Aqui estão dois exemplos bíblicos que ilustram o que tem sido dito. O primeiro mostra que a observação não é confiável em primeiro lugar, e o segundo mostra que nossas pressuposições determinam a interpretação do que observamos, de modo que as pressuposições erradas levarão a uma falsa interpretação.

O primeiro exemplo vem de João 12:28-29. Assim que Jesus exclama, “Pai, glorifica o teu nome!”, a Escritura diz, “Então veio uma voz dos céus: ‘Eu já o glorifiquei e o glorificarei novamente’. A multidão que ali estava e a ouviu, disse que tinha trovejado; outros disseram que um anjo lhe tinha falado”. O testemunho infalível da Escritura diz que a voz expressou uma sentença completa: “Eu já o glorifiquei e o glorificarei novamente”. Todavia, alguns daqueles que estavam presentes, que observaram o mesmo evento, disseram “que tinha trovejado”. Portanto, a observação não é confiável, e a verdade nunca pode ser descoberta pela observação.

O segundo exemplo vem de Mateus 12:22-28, e diz respeito à autoridade de Cristo para expelir demônios: “Depois disso, levaram-lhe um endemoninhado que era cego e mudo, e Jesus o curou, de modo que ele pôde falar e ver.
Todo o povo ficou atônito e disse: ‘Não será este o Filho de Davi?’. Mas quando os fariseus ouviram isso, disseram: ‘É somente por Belzebu, o príncipe dos demônios, que ele expulsa demônios’” (v. 22-24).
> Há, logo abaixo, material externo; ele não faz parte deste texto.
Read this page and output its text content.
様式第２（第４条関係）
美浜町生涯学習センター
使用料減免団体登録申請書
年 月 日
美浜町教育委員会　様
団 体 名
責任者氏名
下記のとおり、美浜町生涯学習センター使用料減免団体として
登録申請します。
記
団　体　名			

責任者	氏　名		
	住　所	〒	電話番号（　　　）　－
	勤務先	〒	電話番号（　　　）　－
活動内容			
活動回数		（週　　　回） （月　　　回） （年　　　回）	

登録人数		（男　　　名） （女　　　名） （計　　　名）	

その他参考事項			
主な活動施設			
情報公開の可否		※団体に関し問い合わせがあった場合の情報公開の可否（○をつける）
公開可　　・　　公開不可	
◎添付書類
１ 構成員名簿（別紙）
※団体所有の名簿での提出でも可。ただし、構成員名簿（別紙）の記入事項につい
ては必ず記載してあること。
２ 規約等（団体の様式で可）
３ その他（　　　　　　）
Baseada em sua observação do evento, a audiência geral estava preparada para considerar pelo menos a possibilidade de que Jesus fosse o Cristo, mas os fariseus, que tinham observado o mesmo evento, disseram que ele expelia demônios pelo poder de Satanás.

Contudo, isso não levou a um impasse, nem reduziu a verdade a juízos relativos e subjetivos. A resposta de Cristo indica que nem todas as interpretações estão corretas:

     Todo reino dividido contra si mesmo será arruinado, e toda cidade ou casa dividida contra si mesma não subsistirá. Se Satanás expulsa Satanás, está dividido contra si mesmo. Como, então, subsistirá seu reino? E se eu expulso demônios por Belzebu, por quem os expulsam os filhos de vocês? Por isso, eles mesmos serão juízes sobre vocês. Mas se é pelo Espírito de Deus que eu expulso demônios, então chegou a vocês o Reino de Deus. (v. 25-28)
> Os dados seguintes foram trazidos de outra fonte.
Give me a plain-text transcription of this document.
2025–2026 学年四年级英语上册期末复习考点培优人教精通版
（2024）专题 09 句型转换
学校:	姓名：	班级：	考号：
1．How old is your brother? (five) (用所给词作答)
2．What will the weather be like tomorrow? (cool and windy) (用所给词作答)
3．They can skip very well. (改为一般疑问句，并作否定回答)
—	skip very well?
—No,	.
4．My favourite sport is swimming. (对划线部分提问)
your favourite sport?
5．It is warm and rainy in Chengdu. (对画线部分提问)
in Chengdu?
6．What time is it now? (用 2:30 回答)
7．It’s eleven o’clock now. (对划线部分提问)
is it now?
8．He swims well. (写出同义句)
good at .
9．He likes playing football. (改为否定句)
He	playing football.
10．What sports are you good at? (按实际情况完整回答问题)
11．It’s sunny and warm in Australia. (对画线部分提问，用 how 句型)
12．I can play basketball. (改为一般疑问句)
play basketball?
Ele primeiro reduz a afirmação deles ao absurdo, e então dá a interpretação
correta do evento, e conclui com uma implicação sobre o evangelho.
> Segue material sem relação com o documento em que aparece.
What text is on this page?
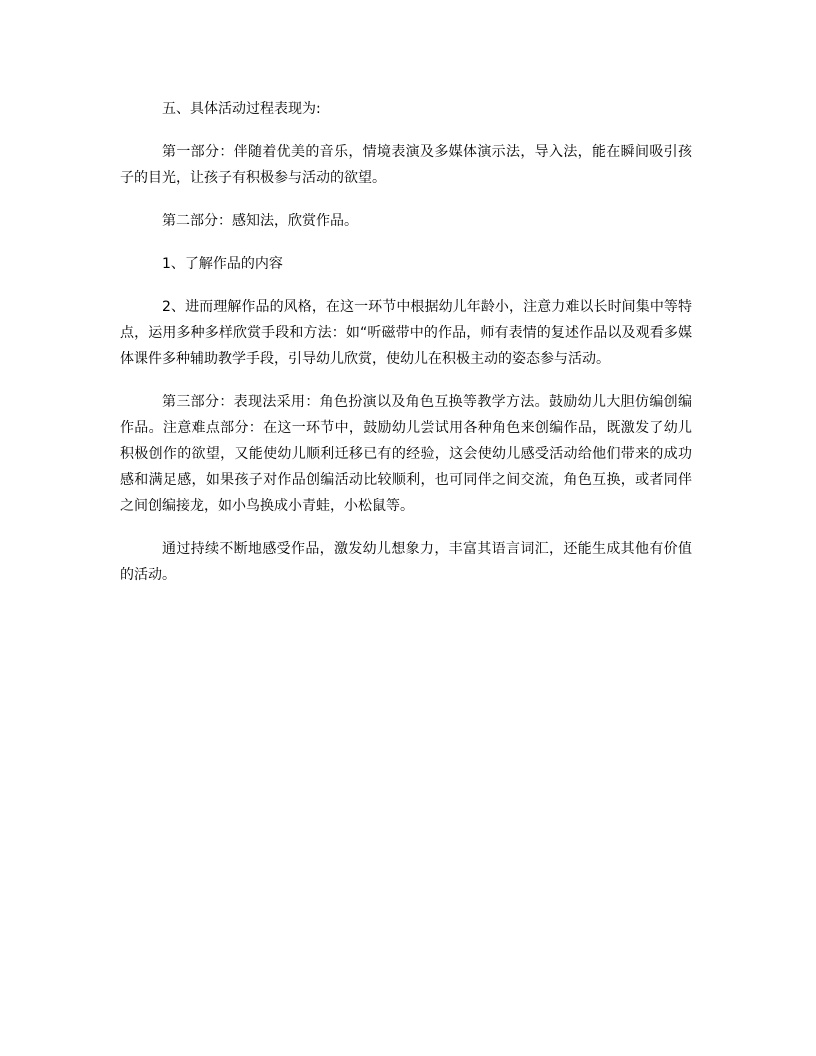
五、具体活动过程表现为:

第一部分：伴随着优美的音乐，情境表演及多媒体演示法，导入法，能在瞬间吸引孩子的目光，让孩子有积极参与活动的欲望。

第二部分：感知法，欣赏作品。

1、了解作品的内容

2、进而理解作品的风格，在这一环节中根据幼儿年龄小，注意力难以长时间集中等特点，运用多种多样欣赏手段和方法：如“听磁带中的作品，师有表情的复述作品以及观看多媒体课件多种辅助教学手段，引导幼儿欣赏，使幼儿在积极主动的姿态参与活动。

第三部分：表现法采用：角色扮演以及角色互换等教学方法。鼓励幼儿大胆仿编创编作品。注意难点部分：在这一环节中，鼓励幼儿尝试用各种角色来创编作品，既激发了幼儿积极创作的欲望，又能使幼儿顺利迁移已有的经验，这会使幼儿感受活动给他们带来的成功感和满足感，如果孩子对作品创编活动比较顺利，也可同伴之间交流，角色互换，或者同伴之间创编接龙，如小鸟换成小青蛙，小松鼠等。

通过持续不断地感受作品，激发幼儿想象力，丰富其语言词汇，还能生成其他有价值的活动。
Se os fariseus tivessem crido verdadeiramente na Escritura, eles deveriam ter chegado à mesma interpretação sobre Cristo como aquela que o próprio Cristo afirmou sobre si mesmo. Mas embora reivindicassem crer na Escritura, na realidade eles suprimiam a verdade sobre ela.
Embora eles tivessem acesso às pressuposições corretas ou ao conhecimento pelo qual eles poderiam interpretar corretamente a realidade, por causa da sua pecaminosidade, eles rejeitaram aceitar essas pressuposições e suas implicações, e rejeitaram assim a verdade, suprimindo-a e distorcendo-a.

NOTA DE RODAPÉ:

[1] É claro que a própria observação deve ser possível para chegar a este ponto na discussão. Ou seja, estamos assumindo que quando você pensa que vê uma bola de tênis, de fato você vê uma bola de tênis. Esta suposição infundada e irracional nunca pode ser estabelecida. Mas iremos permitir isso por enquanto, para que nossa discussão sobre inteligibilidade e interpretação possa continuar.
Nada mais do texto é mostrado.